II. Der Antragsgegner trägt die Kosten des Verfahrens.
Gründe
I.
Der Antragsteller begehrt eine gerichtliche Fristsetzung zum Abschluss eines Disziplinarverfahrens.
Der Antragsteller befindet sich seit 27. Oktober 2010 im Krankenstand. Seit November 2010 ist beim Verwaltungsgericht München ein beamtenrechtliches Klageverfahren wegen Dienstunfähigkeit des Antragstellers anhängig. Seit Juni 2015 läuft beim Zentrum Bayern Familie Soziales – Region Oberbayern, Integrationsamt – ein Präventionsverfahren nach § 84 Abs. 1 Sozialgesetzbuch (SGB) IX. Mit Schreiben vom 14. Januar 2016 leitete das Polizeipräsidium München ein Disziplinarverfahren gegen den Antragsteller ein. Zugrunde lag der Vorwurf, er sei seit Juli 2015 mehrfach durch das Polizeipräsidium München ausgesprochenen Aufforderungen nicht nachgekommen, dem Ärztlichen Dienst der Bayerischen Polizei Befund- und Entlassungsberichte vorzulegen und sich von diesem untersuchen zu lassen. Einen vom Antragsteller gegen die Untersuchungsanordnung und die Ablehnung, eine Begleitperson zur Untersuchung mitzubringen, gerichteten Antrag auf einstweiligen Rechtsschutz lehnte das Verwaltungsgericht München mit Beschluss vom 8. Januar 2016 (M 5 E 15.5938) ab; die hiergegen gerichtete Beschwerde wies der Bayerische Verwaltungsgerichtshof mit Beschluss vom 15. Februar 2016 (3 CE 16.161) zurück. Am 16. Februar 2016 führte der Ärztliche Dienst der Bayerischen Polizei eine polizeiärztliche Untersuchung durch, die am 14. April 2016 fortgesetzt wurde. Mit Schriftsatz vom 11. April 2016 nahm der Antragsteller die Gelegenheit zur Äußerung im Disziplinarverfahren wahr. Nach einem Gesundheitszeugnis vom 28. Juni 2016 war er zum Untersuchungszeitpunkt vorbehaltlich einer weiteren gesundheitlichen Stabilisierung für den Verwaltungsdienst sowohl innerhalb als auch außerhalb der bayerischen Polizei gesundheitlich geeignet und dienstfähig. Ein Gespräch am 27. Juli 2016 endete dennoch mit dem Ergebnis, dass ein Dienstantritt weder beim Polizeipräsidium München noch allgemein im Polizeibereich möglich erscheine. Aus einem Gesundheitszeugnis vom 10. August 2016 ergibt sich, dass aus psychiatrischer Sicht eine chronifizierte seelische Gesundheitsstörung bestehe mit sich hieraus ergebender erheblich verminderter Belastbarkeit. Aus medizinischer Sicht sei ein Arbeitsversuch im Sinne einer Bewährungserprobung und in der Folge ein Dienstantritt im Bereich des Polizeipräsidiums München nicht zu erwarten. Daher werde eine Überprüfung der Einsetzbarkeit vorerst außerhalb des Polizeipräsidiums München und der bayerischen Polizei zur Unterbeweisstellung der Dienstfähigkeit medizinisch befürwortet.
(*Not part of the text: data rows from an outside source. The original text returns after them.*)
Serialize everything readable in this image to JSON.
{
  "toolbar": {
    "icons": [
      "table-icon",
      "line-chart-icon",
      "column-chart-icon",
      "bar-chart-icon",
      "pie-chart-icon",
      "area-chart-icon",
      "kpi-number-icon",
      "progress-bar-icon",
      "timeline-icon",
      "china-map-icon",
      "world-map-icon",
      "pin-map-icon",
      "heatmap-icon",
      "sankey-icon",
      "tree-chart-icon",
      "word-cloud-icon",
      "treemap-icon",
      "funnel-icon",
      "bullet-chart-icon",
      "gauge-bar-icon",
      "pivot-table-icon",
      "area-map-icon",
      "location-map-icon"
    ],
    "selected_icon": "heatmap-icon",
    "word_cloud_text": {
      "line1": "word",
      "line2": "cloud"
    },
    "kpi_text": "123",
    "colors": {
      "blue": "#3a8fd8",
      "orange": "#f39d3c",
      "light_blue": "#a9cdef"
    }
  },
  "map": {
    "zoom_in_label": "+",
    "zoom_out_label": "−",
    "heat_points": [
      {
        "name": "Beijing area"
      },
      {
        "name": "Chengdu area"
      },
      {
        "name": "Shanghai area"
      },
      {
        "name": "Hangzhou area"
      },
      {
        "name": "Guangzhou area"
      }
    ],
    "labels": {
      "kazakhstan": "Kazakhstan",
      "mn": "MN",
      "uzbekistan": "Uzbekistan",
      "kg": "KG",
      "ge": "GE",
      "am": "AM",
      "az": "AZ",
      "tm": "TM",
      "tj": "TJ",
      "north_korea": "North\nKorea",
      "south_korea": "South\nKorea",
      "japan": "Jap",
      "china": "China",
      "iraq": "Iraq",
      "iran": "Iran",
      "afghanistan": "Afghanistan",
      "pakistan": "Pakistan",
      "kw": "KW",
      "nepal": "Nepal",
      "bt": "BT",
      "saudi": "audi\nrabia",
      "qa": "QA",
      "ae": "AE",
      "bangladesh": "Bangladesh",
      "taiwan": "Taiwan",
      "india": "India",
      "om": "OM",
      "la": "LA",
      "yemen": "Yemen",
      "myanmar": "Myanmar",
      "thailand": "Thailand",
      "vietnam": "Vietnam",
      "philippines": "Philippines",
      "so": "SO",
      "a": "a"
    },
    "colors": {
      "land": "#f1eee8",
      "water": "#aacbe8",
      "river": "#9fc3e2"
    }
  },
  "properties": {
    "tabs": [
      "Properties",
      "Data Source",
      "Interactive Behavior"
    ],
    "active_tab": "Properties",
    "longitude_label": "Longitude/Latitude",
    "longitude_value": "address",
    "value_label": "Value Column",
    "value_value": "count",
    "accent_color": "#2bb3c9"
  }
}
Der Antragsteller beantragte am 21. Oktober 2016 beim Verwaltungsgericht München,
dem Polizeipräsidium München eine Frist zum Abschluss des gegen ihn eingeleiteten Disziplinarverfahrens zu setzen.
Er trug vor, seit seiner Stellungnahme vom 11. April 2016 habe sich in der Sache nichts mehr getan. Der Sachverhalt sei soweit geklärt, dass eine Fortsetzung und zügige Beendigung des Verfahrens möglich gewesen sei.
Der Antragsgegner legte mit Schreiben vom 25. November 2016 die Behördenakten vor, stellte aber keinen Antrag. Er führte aus, derzeit versuche das Bayerische Staatsministerium des Innern, für Bau und Verkehr, für den Antragsteller eine Verwendungsmöglichkeit für einen Arbeitsversuch im Innen- und Verwaltungsdienst der Behörden der anderen Geschäftsbereiche zu finden. Ein Abwarten des Ergebnisses der polizeiärztlichen Begutachtung des Antragstellers werde für sachgerecht erachtet. Das Ergebnis der Suche nach einer Verwendungsmöglichkeit werde als wesentlich für die Entscheidung über das weitere Vorgehen im Disziplinarverfahren angesehen.
Der Antragssteller äußerte sich ergänzend mit Schriftsatz vom 12. Dezember 2016 und verwies auf die Belastung durch das laufende Verfahren.
Hinsichtlich der weiteren Einzelheiten wird auf den Inhalt der vorgelegten Behördenakten und der Gerichtsakte verwiesen.
II.
Der Antrag auf Fristsetzung nach Art. 60 Bayerisches Disziplinargesetz (BayDG) hat Erfolg.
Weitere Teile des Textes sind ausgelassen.